Модификаты (СИ) - Чередий Галина. Страница 66
— Простите, я не совсем понимаю, — нахмурившись, пробормотала я.
— Конечно, — доброжелательно кивнула женщина, будто и не ожидала иного. — Закрытые земли наших народов изначально создавались как укрытия и дома, которые нельзя найти никаким обычным способом. Даже если кто-то будет точно знать, где находится вход, он не сможет проникнуть сюда без личного позволения Души каждого нашего народа. Можно прийти в это же место сейчас, но сокровенной земли там не окажется. Она может быть задолго до этого или много позже, но не в этот момент. Это магия сокрытия, Софи, понимаешь?
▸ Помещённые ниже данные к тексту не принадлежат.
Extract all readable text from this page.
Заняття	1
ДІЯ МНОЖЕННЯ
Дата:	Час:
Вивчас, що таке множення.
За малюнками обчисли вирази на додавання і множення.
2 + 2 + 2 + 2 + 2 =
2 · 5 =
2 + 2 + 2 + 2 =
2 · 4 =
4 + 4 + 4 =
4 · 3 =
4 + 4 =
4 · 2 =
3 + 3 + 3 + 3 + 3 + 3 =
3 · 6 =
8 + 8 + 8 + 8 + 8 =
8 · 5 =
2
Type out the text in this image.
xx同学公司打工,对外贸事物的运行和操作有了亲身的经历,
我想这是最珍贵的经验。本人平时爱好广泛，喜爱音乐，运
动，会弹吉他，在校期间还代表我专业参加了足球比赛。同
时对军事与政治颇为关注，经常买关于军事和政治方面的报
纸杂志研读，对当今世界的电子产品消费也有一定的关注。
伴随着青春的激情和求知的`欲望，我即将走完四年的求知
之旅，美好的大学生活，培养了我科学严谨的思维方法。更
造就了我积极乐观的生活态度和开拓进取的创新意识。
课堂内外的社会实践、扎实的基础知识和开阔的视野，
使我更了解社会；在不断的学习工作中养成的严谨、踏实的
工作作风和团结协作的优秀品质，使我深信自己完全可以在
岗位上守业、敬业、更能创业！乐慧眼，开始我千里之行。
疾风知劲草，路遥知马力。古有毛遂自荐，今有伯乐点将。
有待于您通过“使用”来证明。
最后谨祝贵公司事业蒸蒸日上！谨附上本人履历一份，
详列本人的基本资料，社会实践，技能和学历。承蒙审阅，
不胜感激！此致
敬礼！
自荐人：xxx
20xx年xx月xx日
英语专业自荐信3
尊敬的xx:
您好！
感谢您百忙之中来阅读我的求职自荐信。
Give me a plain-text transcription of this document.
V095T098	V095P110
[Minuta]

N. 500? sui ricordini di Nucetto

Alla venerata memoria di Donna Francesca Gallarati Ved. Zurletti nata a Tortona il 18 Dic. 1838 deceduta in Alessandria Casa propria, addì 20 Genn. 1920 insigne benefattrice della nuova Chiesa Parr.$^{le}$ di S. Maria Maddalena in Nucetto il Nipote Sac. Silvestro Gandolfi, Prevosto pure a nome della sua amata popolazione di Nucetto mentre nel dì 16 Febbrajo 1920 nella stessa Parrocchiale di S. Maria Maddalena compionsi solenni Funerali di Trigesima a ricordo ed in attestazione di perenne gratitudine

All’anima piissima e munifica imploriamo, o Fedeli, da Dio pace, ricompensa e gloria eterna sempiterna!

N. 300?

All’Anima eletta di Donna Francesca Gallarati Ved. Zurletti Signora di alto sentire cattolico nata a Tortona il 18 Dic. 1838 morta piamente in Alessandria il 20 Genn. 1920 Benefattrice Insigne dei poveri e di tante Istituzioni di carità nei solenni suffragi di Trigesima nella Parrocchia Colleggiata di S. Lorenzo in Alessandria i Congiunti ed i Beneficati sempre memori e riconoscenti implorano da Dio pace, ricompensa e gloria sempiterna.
Я с усилием потерла виски, стараясь уложить информацию в привычные мне рамки. К сожалению, понятие "магия", несмотря на то, что я здесь сама стала ей свидетелем и временно внутренне согласилась считать те же трансформации Рисве и Аговы и удивительное нейропрограммирование во время обряда просто чудесами, для которых у меня не было логических объяснений пока, не укладывалось у меня в сознании для явления настолько масштабного. Создание неких огромных областей, существующих в измененных временно-пространственных координатах? Как такое возможно? Какое же безумное количество энергии нужно на поддержание чего-то подобного в стабильном состоянии, пригодном для нормального функционирования живых существ, если на Земле, насколько мне было известно, к моменту моего отлета добились успеха лишь в перемещении мелких неорганических объектов на весьма краткие временные отрезки. И это требовало безумных энергетических затрат и даже близко не стояло рядом с этими сокровенными землями. А здесь мало того, что реальный портал, работающий в обе стороны, так еще и потрясающих размеров полость, или пребывающая, скорее всего, параллельном пространстве, или смещенная во времени. Я не физик и имею весьма усредненное и дилетантское представление о такого рода вещах, но даже мне хотелось выкрикнуть во всю глотку: "Как? Как такое возможно?". Для меня это не фантастика, а самое настоящее фэнтези. Магия? Магия.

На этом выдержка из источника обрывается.